Ce livre n'est pas seulement une initiation à l'incroyable originalité de la pensée de Raymond Aron, c'est aussi une formidable plongée dans l'Histoire du XXème siècle que l'on redécouvre à travers ses yeux.


Un livre qui nous plonge dans l'Histoire du XXème siècle à travers les yeux d'un philosophe
 

Le Spectateur engagé, Raymond Aron, Le livre de Poche (1981)


Raymond Aron est inclassable. Intellectuel anticonformiste, il est allé à contre-courant des idées dominantes de l’intelligentsia de gauche. Il a eu raison avant les autres sur la nature du régime soviétique, du stalinisme. Et dans les années 1950, il a eu le courage de tenir sa position, tout en accomplissant une œuvre scientifique indiscutée.

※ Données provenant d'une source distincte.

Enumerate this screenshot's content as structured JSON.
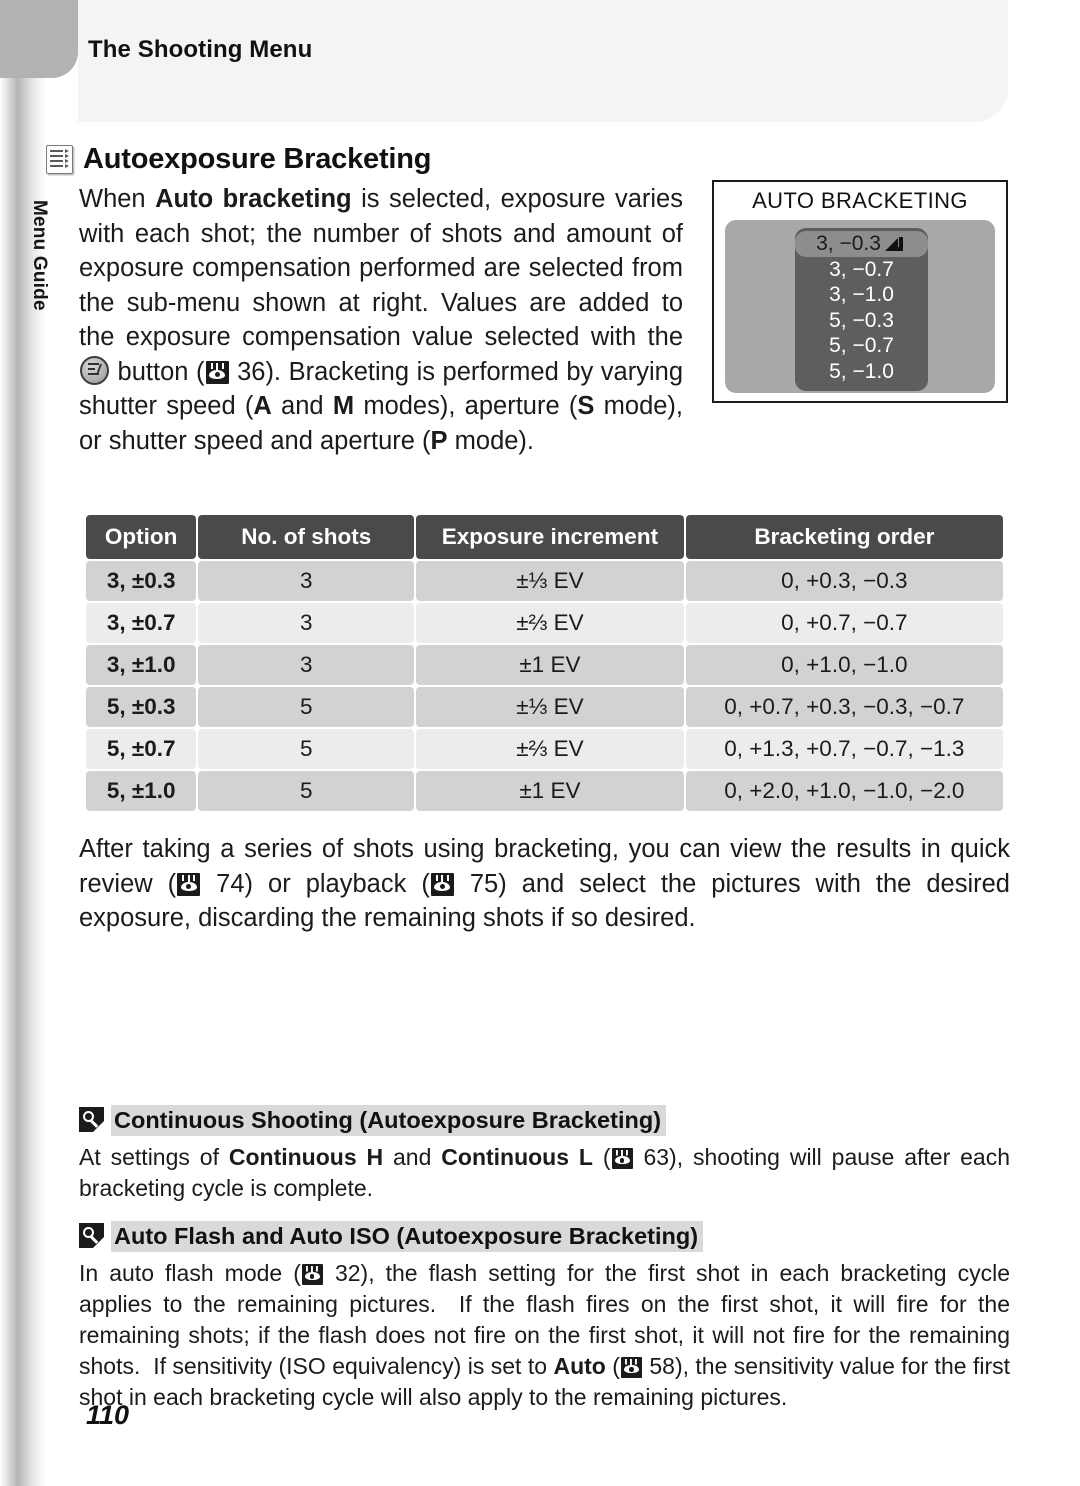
{
  "page": {
    "running_header": "The Shooting Menu",
    "side_tab_label": "Menu Guide",
    "page_number": "110",
    "section_icon": "menu-list-icon"
  },
  "section": {
    "title": "Autoexposure Bracketing",
    "intro_html": "When <b>Auto bracketing</b> is selected, exposure varies with each shot; the number of shots and amount of exposure compensation performed are selected from the sub-menu shown at right. Values are added to the exposure compensation value selected with the [EV] button ([REF] 36). Bracketing is performed by varying shutter speed (<b>A</b> and <b>M</b> modes), aperture (<b>S</b> mode), or shutter speed and aperture (<b>P</b> mode).",
    "intro_ref_page": "36",
    "after_table_html": "After taking a series of shots using bracketing, you can view the results in quick review ([REF] 74) or playback ([REF] 75) and select the pictures with the desired exposure, discarding the remaining shots if so desired.",
    "after_table_refs": [
      "74",
      "75"
    ]
  },
  "lcd": {
    "title": "AUTO BRACKETING",
    "items": [
      {
        "label": "3, −0.3",
        "selected": true,
        "enter_icon": "enter-arrow-icon"
      },
      {
        "label": "3, −0.7",
        "selected": false
      },
      {
        "label": "3, −1.0",
        "selected": false
      },
      {
        "label": "5, −0.3",
        "selected": false
      },
      {
        "label": "5, −0.7",
        "selected": false
      },
      {
        "label": "5, −1.0",
        "selected": false
      }
    ]
  },
  "table": {
    "headers": [
      "Option",
      "No. of shots",
      "Exposure increment",
      "Bracketing order"
    ],
    "rows": [
      {
        "option": "3, ±0.3",
        "shots": "3",
        "increment": "±⅓ EV",
        "order": "0, +0.3, −0.3"
      },
      {
        "option": "3, ±0.7",
        "shots": "3",
        "increment": "±⅔ EV",
        "order": "0, +0.7, −0.7"
      },
      {
        "option": "3, ±1.0",
        "shots": "3",
        "increment": "±1 EV",
        "order": "0, +1.0, −1.0"
      },
      {
        "option": "5, ±0.3",
        "shots": "5",
        "increment": "±⅓ EV",
        "order": "0, +0.7, +0.3, −0.3, −0.7"
      },
      {
        "option": "5, ±0.7",
        "shots": "5",
        "increment": "±⅔ EV",
        "order": "0, +1.3, +0.7, −0.7, −1.3"
      },
      {
        "option": "5, ±1.0",
        "shots": "5",
        "increment": "±1 EV",
        "order": "0, +2.0, +1.0, −1.0, −2.0"
      }
    ]
  },
  "notes": [
    {
      "icon": "magnifier-note-icon",
      "title": "Continuous Shooting (Autoexposure Bracketing)",
      "body_html": "At settings of <b>Continuous H</b> and <b>Continuous L</b> ([REF] 63), shooting will pause after each bracketing cycle is complete.",
      "refs": [
        "63"
      ]
    },
    {
      "icon": "magnifier-note-icon",
      "title": "Auto Flash and Auto ISO (Autoexposure Bracketing)",
      "body_html": "In auto flash mode ([REF] 32), the flash setting for the first shot in each bracketing cycle applies to the remaining pictures.  If the flash fires on the first shot, it will fire for the remaining shots; if the flash does not fire on the first shot, it will not fire for the remaining shots.  If sensitivity (ISO equivalency) is set to <b>Auto</b> ([REF] 58), the sensitivity value for the first shot in each bracketing cycle will also apply to the remaining pictures.",
      "refs": [
        "32",
        "58"
      ]
    }
  ],
  "colors": {
    "header_panel": "#f4f4f2",
    "chapter_tab": "#b2b2b2",
    "table_header": "#4a4a4a",
    "row_odd": "#d2d2d2",
    "row_even": "#ececec",
    "lcd_panel": "#a8a8a8",
    "lcd_list": "#5e5e5e",
    "lcd_selected": "#8d8d8d",
    "note_title_highlight": "#d9d9d9"
  }
}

Dans ces entretiens avec Jean-Louis Missika et Dominique Wolton, Raymond Aron retrace son itinéraire politique et intellectuel. Il analyse les grands événements qu’il a vécus en un demi-siècle, de l’arrivée de Hitler au pouvoir à Mai 68, sans oublier ses polémiques avec Sartre et Merleau-Ponty.

Plaidoyer pour la démocratie occidentale, Le Spectateur engagé nous révèle aussi une personnalité complexe, lucide, et passionnée.


 

Le Spectateur engagé reprend sous la forme d’un livre les trois entretiens télévisés que Raymond Aron a eu avec Jean-Louis Missika et Dominique Wolton. Dans ces échanges sont évoqués à la fois la vie de ce philosophe atypique, mais également son cheminement politique qui l’a amené à s’engager, souvent à contre-courant, dans la plupart des combats politiques de son temps : montée de l’hitlérisme, Front Populaire, Seconde-Guerre Mondiale, communisme, la Guerre Froide, décolonisation etc… En total désaccord avec l’intelligentsia de gauche de l’époque alors largement dominante, Raymond Aron a choisi de défendre une “société démocratique-libérale”, quitte à s’opposer sèchement avec Maurice Merleau-Ponty et surtout avec Jean-Paul Sartre, eux qui, ayant pourtant fait leurs études ensemble, ont fini par se brouiller de manière irréversible. A travers ses combats, ses doutes parfois, le philosophe libéral qui “avait eu raison avant les autres” sur le régime soviétique se livre sans détour et justifie chacune de ses prises de positions. Mais bien plus qu’une introduction à la pensée philosophique et politique de Raymond Aron, c’est toute l’Histoire du XXème siècle ou presque que l’on redécouvre dans ce livre.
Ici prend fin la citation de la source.